Food & Culture
Prickly Pear Cactus: It’s What’s for Breakfast
Looking for a green pepper substitute? Columnist Lorna Yee shows us a South American substitute.
By Seattle Mag January 13, 2011
What it is: Prickly pear cactus pads, also known as nopales (singular: nopal), are commonly consumed as a vegetable in Mexico and Central America. The cactus pads—the flat “paddles” that grow from the main stems—are sold both fresh and canned. Their flavor lies somewhere between green beans and green bell peppers, with a slimy texture reminiscent of okra. When the cactus pads are peeled and the spines removed, the vegetable can be used in a simple egg scramble or slivered as a topping for tacos.
How I discovered it: Perusing the brunch menu at Ballard’s Señor Moose, I noticed a chorizo, potato and cactus dish topped with two fried eggs. It was a robustly flavored hash of sorts, and the fresh green flavor of the cactus provided a nice counterpoint.
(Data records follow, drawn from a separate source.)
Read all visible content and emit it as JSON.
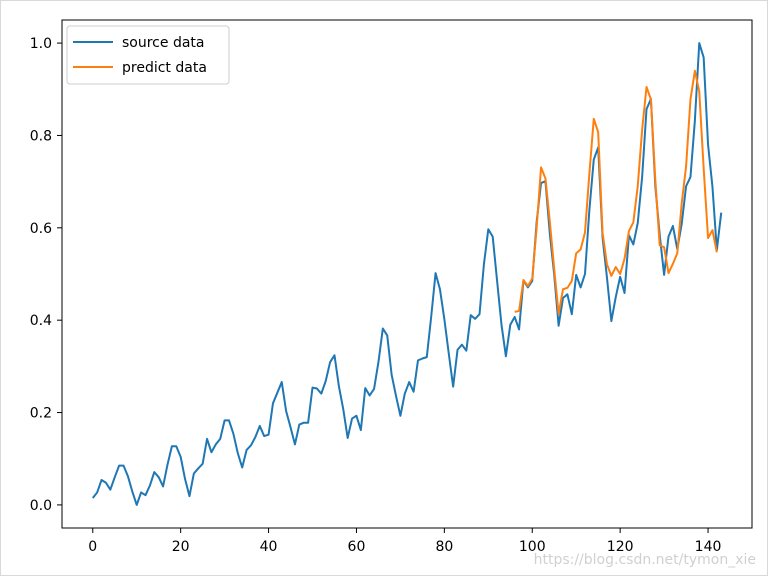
{
  "chart_data": {
    "type": "line",
    "title": "",
    "xlabel": "",
    "ylabel": "",
    "xlim": [
      -7,
      150
    ],
    "ylim": [
      -0.05,
      1.05
    ],
    "xticks": [
      0,
      20,
      40,
      60,
      80,
      100,
      120,
      140
    ],
    "yticks": [
      0.0,
      0.2,
      0.4,
      0.6,
      0.8,
      1.0
    ],
    "xtick_labels": [
      "0",
      "20",
      "40",
      "60",
      "80",
      "100",
      "120",
      "140"
    ],
    "ytick_labels": [
      "0.0",
      "0.2",
      "0.4",
      "0.6",
      "0.8",
      "1.0"
    ],
    "grid": false,
    "legend_position": "top-left",
    "series": [
      {
        "name": "source data",
        "color": "#1f77b4",
        "x_start": 0,
        "values": [
          0.015,
          0.027,
          0.054,
          0.048,
          0.033,
          0.06,
          0.085,
          0.085,
          0.062,
          0.029,
          0.0,
          0.027,
          0.021,
          0.042,
          0.071,
          0.06,
          0.04,
          0.087,
          0.127,
          0.127,
          0.104,
          0.056,
          0.019,
          0.068,
          0.079,
          0.089,
          0.143,
          0.114,
          0.131,
          0.143,
          0.183,
          0.183,
          0.154,
          0.112,
          0.081,
          0.119,
          0.129,
          0.147,
          0.171,
          0.149,
          0.152,
          0.22,
          0.243,
          0.266,
          0.203,
          0.168,
          0.131,
          0.174,
          0.178,
          0.178,
          0.254,
          0.252,
          0.241,
          0.268,
          0.309,
          0.324,
          0.257,
          0.207,
          0.145,
          0.187,
          0.193,
          0.162,
          0.253,
          0.237,
          0.251,
          0.309,
          0.382,
          0.367,
          0.282,
          0.236,
          0.193,
          0.241,
          0.266,
          0.245,
          0.313,
          0.317,
          0.32,
          0.407,
          0.502,
          0.467,
          0.402,
          0.328,
          0.256,
          0.336,
          0.347,
          0.334,
          0.411,
          0.403,
          0.413,
          0.521,
          0.597,
          0.581,
          0.485,
          0.39,
          0.322,
          0.39,
          0.407,
          0.38,
          0.486,
          0.471,
          0.485,
          0.613,
          0.697,
          0.701,
          0.587,
          0.498,
          0.388,
          0.448,
          0.456,
          0.413,
          0.498,
          0.471,
          0.5,
          0.639,
          0.748,
          0.774,
          0.579,
          0.492,
          0.398,
          0.45,
          0.494,
          0.459,
          0.584,
          0.564,
          0.61,
          0.71,
          0.857,
          0.879,
          0.69,
          0.585,
          0.498,
          0.581,
          0.604,
          0.554,
          0.608,
          0.69,
          0.71,
          0.832,
          1.0,
          0.969,
          0.78,
          0.689,
          0.552,
          0.633
        ]
      },
      {
        "name": "predict data",
        "color": "#ff7f0e",
        "x_start": 96,
        "values": [
          0.418,
          0.42,
          0.487,
          0.474,
          0.49,
          0.6,
          0.731,
          0.707,
          0.613,
          0.51,
          0.414,
          0.467,
          0.47,
          0.485,
          0.545,
          0.553,
          0.59,
          0.718,
          0.836,
          0.807,
          0.589,
          0.521,
          0.496,
          0.515,
          0.5,
          0.533,
          0.593,
          0.612,
          0.69,
          0.812,
          0.905,
          0.878,
          0.704,
          0.562,
          0.558,
          0.502,
          0.522,
          0.545,
          0.652,
          0.733,
          0.878,
          0.94,
          0.895,
          0.729,
          0.578,
          0.595,
          0.547
        ]
      }
    ]
  },
  "watermark": "https://blog.csdn.net/tymon_xie"
}
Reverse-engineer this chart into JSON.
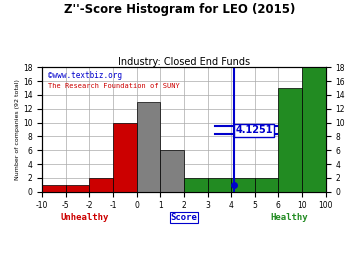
{
  "title": "Z''-Score Histogram for LEO (2015)",
  "subtitle": "Industry: Closed End Funds",
  "watermark1": "©www.textbiz.org",
  "watermark2": "The Research Foundation of SUNY",
  "xlabel_center": "Score",
  "xlabel_left": "Unhealthy",
  "xlabel_right": "Healthy",
  "ylabel": "Number of companies (92 total)",
  "zscore_value": 4.1251,
  "zscore_label": "4.1251",
  "bin_labels": [
    "-10",
    "-5",
    "-2",
    "-1",
    "0",
    "1",
    "2",
    "3",
    "4",
    "5",
    "6",
    "10",
    "100"
  ],
  "counts": [
    1,
    1,
    2,
    10,
    13,
    6,
    2,
    2,
    2,
    2,
    15,
    18
  ],
  "colors": [
    "#cc0000",
    "#cc0000",
    "#cc0000",
    "#cc0000",
    "#808080",
    "#808080",
    "#228b22",
    "#228b22",
    "#228b22",
    "#228b22",
    "#228b22",
    "#228b22"
  ],
  "bar_edge_color": "#000000",
  "grid_color": "#aaaaaa",
  "bg_color": "#ffffff",
  "title_color": "#000000",
  "subtitle_color": "#000000",
  "watermark1_color": "#0000cc",
  "watermark2_color": "#cc0000",
  "unhealthy_color": "#cc0000",
  "healthy_color": "#228b22",
  "score_color": "#0000cc",
  "zscore_line_color": "#0000cc",
  "yticks": [
    0,
    2,
    4,
    6,
    8,
    10,
    12,
    14,
    16,
    18
  ],
  "ylim": [
    0,
    18
  ]
}
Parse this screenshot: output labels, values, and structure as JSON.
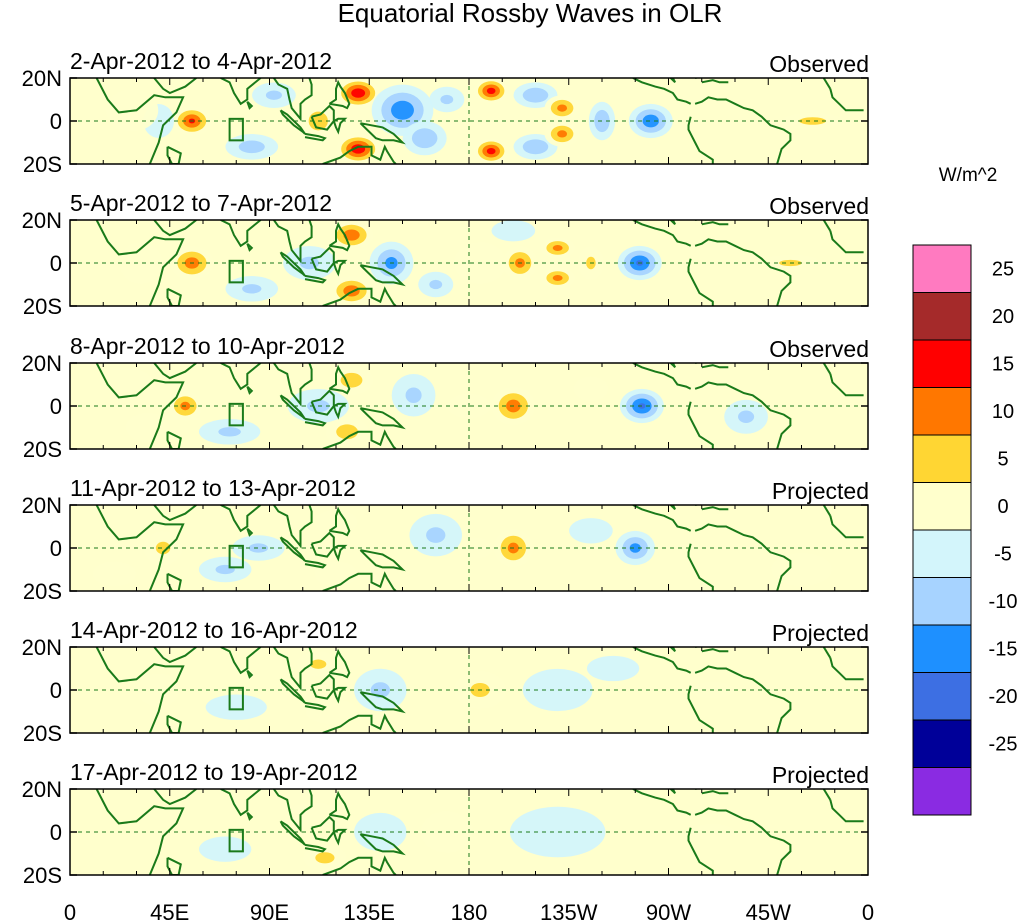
{
  "chart_data": {
    "type": "heatmap",
    "title": "Equatorial Rossby Waves in OLR",
    "variable": "OLR",
    "units": "W/m^2",
    "x_tick_labels": [
      "0",
      "45E",
      "90E",
      "135E",
      "180",
      "135W",
      "90W",
      "45W",
      "0"
    ],
    "x_range_deg_east": [
      0,
      360
    ],
    "y_tick_labels": [
      "20N",
      "0",
      "20S"
    ],
    "y_range_deg": [
      -20,
      20
    ],
    "colorbar": {
      "label": "W/m^2",
      "levels": [
        "25",
        "20",
        "15",
        "10",
        "5",
        "0",
        "-5",
        "-10",
        "-15",
        "-20",
        "-25"
      ],
      "colors": [
        "#ff7ac0",
        "#a52a2a",
        "#ff0000",
        "#ff7700",
        "#ffd633",
        "#ffffcc",
        "#d3f5fb",
        "#a7d3ff",
        "#1e90ff",
        "#3d6fe3",
        "#000099",
        "#8a2be2"
      ]
    },
    "panels": [
      {
        "period": "2-Apr-2012 to 4-Apr-2012",
        "status": "Observed",
        "anomalies": [
          {
            "lon": 55,
            "lat": 0,
            "lon_hw": 9,
            "lat_hw": 7,
            "value": 16
          },
          {
            "lon": 40,
            "lat": 0,
            "lon_hw": 7,
            "lat_hw": 8,
            "value": -5
          },
          {
            "lon": 28,
            "lat": 5,
            "lon_hw": 12,
            "lat_hw": 10,
            "value": 4
          },
          {
            "lon": 82,
            "lat": -12,
            "lon_hw": 12,
            "lat_hw": 6,
            "value": -8
          },
          {
            "lon": 92,
            "lat": 12,
            "lon_hw": 10,
            "lat_hw": 6,
            "value": -6
          },
          {
            "lon": 130,
            "lat": 13,
            "lon_hw": 10,
            "lat_hw": 7,
            "value": 20
          },
          {
            "lon": 130,
            "lat": -13,
            "lon_hw": 10,
            "lat_hw": 7,
            "value": 20
          },
          {
            "lon": 112,
            "lat": 0,
            "lon_hw": 10,
            "lat_hw": 10,
            "value": 7
          },
          {
            "lon": 150,
            "lat": 5,
            "lon_hw": 14,
            "lat_hw": 12,
            "value": -14
          },
          {
            "lon": 160,
            "lat": -8,
            "lon_hw": 10,
            "lat_hw": 8,
            "value": -10
          },
          {
            "lon": 170,
            "lat": 10,
            "lon_hw": 8,
            "lat_hw": 6,
            "value": -6
          },
          {
            "lon": 190,
            "lat": 14,
            "lon_hw": 8,
            "lat_hw": 6,
            "value": 18
          },
          {
            "lon": 190,
            "lat": -14,
            "lon_hw": 8,
            "lat_hw": 6,
            "value": 18
          },
          {
            "lon": 210,
            "lat": 12,
            "lon_hw": 10,
            "lat_hw": 6,
            "value": -10
          },
          {
            "lon": 210,
            "lat": -12,
            "lon_hw": 10,
            "lat_hw": 6,
            "value": -10
          },
          {
            "lon": 222,
            "lat": 6,
            "lon_hw": 8,
            "lat_hw": 6,
            "value": 12
          },
          {
            "lon": 222,
            "lat": -6,
            "lon_hw": 8,
            "lat_hw": 6,
            "value": 12
          },
          {
            "lon": 240,
            "lat": 0,
            "lon_hw": 6,
            "lat_hw": 9,
            "value": -10
          },
          {
            "lon": 262,
            "lat": 0,
            "lon_hw": 10,
            "lat_hw": 8,
            "value": -14
          },
          {
            "lon": 335,
            "lat": 0,
            "lon_hw": 14,
            "lat_hw": 4,
            "value": 7
          }
        ]
      },
      {
        "period": "5-Apr-2012 to 7-Apr-2012",
        "status": "Observed",
        "anomalies": [
          {
            "lon": 55,
            "lat": 0,
            "lon_hw": 10,
            "lat_hw": 8,
            "value": 13
          },
          {
            "lon": 32,
            "lat": 0,
            "lon_hw": 10,
            "lat_hw": 10,
            "value": 4
          },
          {
            "lon": 82,
            "lat": -12,
            "lon_hw": 12,
            "lat_hw": 6,
            "value": -6
          },
          {
            "lon": 127,
            "lat": 13,
            "lon_hw": 10,
            "lat_hw": 7,
            "value": 14
          },
          {
            "lon": 127,
            "lat": -13,
            "lon_hw": 10,
            "lat_hw": 7,
            "value": 14
          },
          {
            "lon": 108,
            "lat": 0,
            "lon_hw": 12,
            "lat_hw": 8,
            "value": -6
          },
          {
            "lon": 145,
            "lat": 0,
            "lon_hw": 10,
            "lat_hw": 10,
            "value": -12
          },
          {
            "lon": 165,
            "lat": -10,
            "lon_hw": 8,
            "lat_hw": 6,
            "value": -6
          },
          {
            "lon": 185,
            "lat": 0,
            "lon_hw": 12,
            "lat_hw": 10,
            "value": 4
          },
          {
            "lon": 203,
            "lat": 0,
            "lon_hw": 8,
            "lat_hw": 8,
            "value": 12
          },
          {
            "lon": 220,
            "lat": 7,
            "lon_hw": 8,
            "lat_hw": 5,
            "value": 12
          },
          {
            "lon": 220,
            "lat": -7,
            "lon_hw": 8,
            "lat_hw": 5,
            "value": 12
          },
          {
            "lon": 200,
            "lat": 15,
            "lon_hw": 10,
            "lat_hw": 5,
            "value": -5
          },
          {
            "lon": 257,
            "lat": 0,
            "lon_hw": 10,
            "lat_hw": 8,
            "value": -16
          },
          {
            "lon": 235,
            "lat": 0,
            "lon_hw": 6,
            "lat_hw": 8,
            "value": 6
          },
          {
            "lon": 325,
            "lat": 0,
            "lon_hw": 14,
            "lat_hw": 4,
            "value": 6
          }
        ]
      },
      {
        "period": "8-Apr-2012 to 10-Apr-2012",
        "status": "Observed",
        "anomalies": [
          {
            "lon": 52,
            "lat": 0,
            "lon_hw": 8,
            "lat_hw": 7,
            "value": 12
          },
          {
            "lon": 35,
            "lat": -10,
            "lon_hw": 10,
            "lat_hw": 7,
            "value": 5
          },
          {
            "lon": 25,
            "lat": 12,
            "lon_hw": 12,
            "lat_hw": 6,
            "value": 4
          },
          {
            "lon": 72,
            "lat": -12,
            "lon_hw": 14,
            "lat_hw": 6,
            "value": -6
          },
          {
            "lon": 127,
            "lat": 12,
            "lon_hw": 10,
            "lat_hw": 7,
            "value": 8
          },
          {
            "lon": 125,
            "lat": -12,
            "lon_hw": 10,
            "lat_hw": 7,
            "value": 8
          },
          {
            "lon": 112,
            "lat": 0,
            "lon_hw": 14,
            "lat_hw": 8,
            "value": -6
          },
          {
            "lon": 155,
            "lat": 5,
            "lon_hw": 10,
            "lat_hw": 10,
            "value": -6
          },
          {
            "lon": 200,
            "lat": 0,
            "lon_hw": 10,
            "lat_hw": 9,
            "value": 13
          },
          {
            "lon": 180,
            "lat": 0,
            "lon_hw": 10,
            "lat_hw": 6,
            "value": 4
          },
          {
            "lon": 258,
            "lat": 0,
            "lon_hw": 10,
            "lat_hw": 8,
            "value": -16
          },
          {
            "lon": 235,
            "lat": 8,
            "lon_hw": 8,
            "lat_hw": 6,
            "value": 4
          },
          {
            "lon": 305,
            "lat": -5,
            "lon_hw": 10,
            "lat_hw": 8,
            "value": -6
          }
        ]
      },
      {
        "period": "11-Apr-2012 to 13-Apr-2012",
        "status": "Projected",
        "anomalies": [
          {
            "lon": 42,
            "lat": 0,
            "lon_hw": 9,
            "lat_hw": 8,
            "value": 6
          },
          {
            "lon": 20,
            "lat": -12,
            "lon_hw": 10,
            "lat_hw": 6,
            "value": 4
          },
          {
            "lon": 70,
            "lat": -10,
            "lon_hw": 12,
            "lat_hw": 6,
            "value": -6
          },
          {
            "lon": 85,
            "lat": 0,
            "lon_hw": 12,
            "lat_hw": 6,
            "value": -6
          },
          {
            "lon": 120,
            "lat": 12,
            "lon_hw": 10,
            "lat_hw": 6,
            "value": 5
          },
          {
            "lon": 120,
            "lat": -12,
            "lon_hw": 10,
            "lat_hw": 6,
            "value": 5
          },
          {
            "lon": 165,
            "lat": 6,
            "lon_hw": 12,
            "lat_hw": 10,
            "value": -6
          },
          {
            "lon": 200,
            "lat": 0,
            "lon_hw": 9,
            "lat_hw": 9,
            "value": 12
          },
          {
            "lon": 183,
            "lat": 0,
            "lon_hw": 8,
            "lat_hw": 5,
            "value": 4
          },
          {
            "lon": 255,
            "lat": 0,
            "lon_hw": 9,
            "lat_hw": 8,
            "value": -12
          },
          {
            "lon": 235,
            "lat": 8,
            "lon_hw": 10,
            "lat_hw": 6,
            "value": -5
          },
          {
            "lon": 330,
            "lat": -10,
            "lon_hw": 14,
            "lat_hw": 8,
            "value": 4
          }
        ]
      },
      {
        "period": "14-Apr-2012 to 16-Apr-2012",
        "status": "Projected",
        "anomalies": [
          {
            "lon": 40,
            "lat": 0,
            "lon_hw": 10,
            "lat_hw": 8,
            "value": 3
          },
          {
            "lon": 75,
            "lat": -8,
            "lon_hw": 14,
            "lat_hw": 6,
            "value": -5
          },
          {
            "lon": 112,
            "lat": 12,
            "lon_hw": 10,
            "lat_hw": 6,
            "value": 6
          },
          {
            "lon": 118,
            "lat": -10,
            "lon_hw": 12,
            "lat_hw": 6,
            "value": 4
          },
          {
            "lon": 140,
            "lat": 0,
            "lon_hw": 12,
            "lat_hw": 10,
            "value": -6
          },
          {
            "lon": 185,
            "lat": 0,
            "lon_hw": 12,
            "lat_hw": 9,
            "value": 6
          },
          {
            "lon": 220,
            "lat": 0,
            "lon_hw": 16,
            "lat_hw": 10,
            "value": -4
          },
          {
            "lon": 245,
            "lat": 10,
            "lon_hw": 12,
            "lat_hw": 6,
            "value": -4
          },
          {
            "lon": 290,
            "lat": 0,
            "lon_hw": 10,
            "lat_hw": 4,
            "value": 3
          }
        ]
      },
      {
        "period": "17-Apr-2012 to 19-Apr-2012",
        "status": "Projected",
        "anomalies": [
          {
            "lon": 70,
            "lat": -8,
            "lon_hw": 12,
            "lat_hw": 6,
            "value": -4
          },
          {
            "lon": 110,
            "lat": 8,
            "lon_hw": 12,
            "lat_hw": 6,
            "value": 4
          },
          {
            "lon": 115,
            "lat": -12,
            "lon_hw": 10,
            "lat_hw": 6,
            "value": 7
          },
          {
            "lon": 140,
            "lat": 0,
            "lon_hw": 12,
            "lat_hw": 9,
            "value": -5
          },
          {
            "lon": 170,
            "lat": 0,
            "lon_hw": 12,
            "lat_hw": 10,
            "value": 3
          },
          {
            "lon": 220,
            "lat": 0,
            "lon_hw": 22,
            "lat_hw": 12,
            "value": -3
          },
          {
            "lon": 290,
            "lat": 0,
            "lon_hw": 10,
            "lat_hw": 4,
            "value": 3
          }
        ]
      }
    ]
  }
}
How to use it in the kitchen: If you chance upon fresh cactus at an ethnic grocery store, trim the edges off the pad, then peel away the outer layer with a vegetable peeler to remove the thorns. If using canned cactus, simply rinse with water before proceeding. Try substituting cactus in any recipe that might call for green bell peppers. Nopales are fantastic in a quick stir-fry or a side dish with fish, brushed with olive oil and grilled, batter-dipped and deep-fried like french fries, simmered in a beef chili, or in this month’s online recipe—Mexican-inspired cheesy cactus scramble.
Where to find it: Fresh nopales are seasonal items that pop up at ethnic stores like Burien’s Guadalupe Market in the spring, but you can find canned nopales year-round at groceries like La Tienda (1506 145th Place SE, Bellevue; 425.378.2863) for about $2.50 for a 15 1/2-ounce jar.
Mexican-inspired Cheesy Cactus Scramble
2 tablespoons olive oil
½ cup diced sweet yellow onion
1 link of fresh chorizo sausage, casing removed
5 large eggs
½ cup cooked fresh or canned cactus, cut into bite-size pieces
8 cherry tomatoes, halved
1 tablespoon diced and seeded jalapeño (optional)
¼ cup Cotija cheese
2 tablespoons chopped cilantro
kosher salt and pepper to taste
tortillas for serving
In a skillet, heat the oil on medium-high heat. Add the onion and the sausage, and cook until browned, about 6–7 minutes, stirring occasionally.
Meanwhile, combine the eggs, cactus, tomatoes and jalapeño in a mixing bowl. Beat the eggs and vegetables together. Pour the mixture into the pan with the onions and the sausage, and cook until the eggs are done to your liking. Season to taste. Remove the pan from the heat and divide the scramble between two plates. Sprinkle with cheese and cilantro, and serve with tortillas.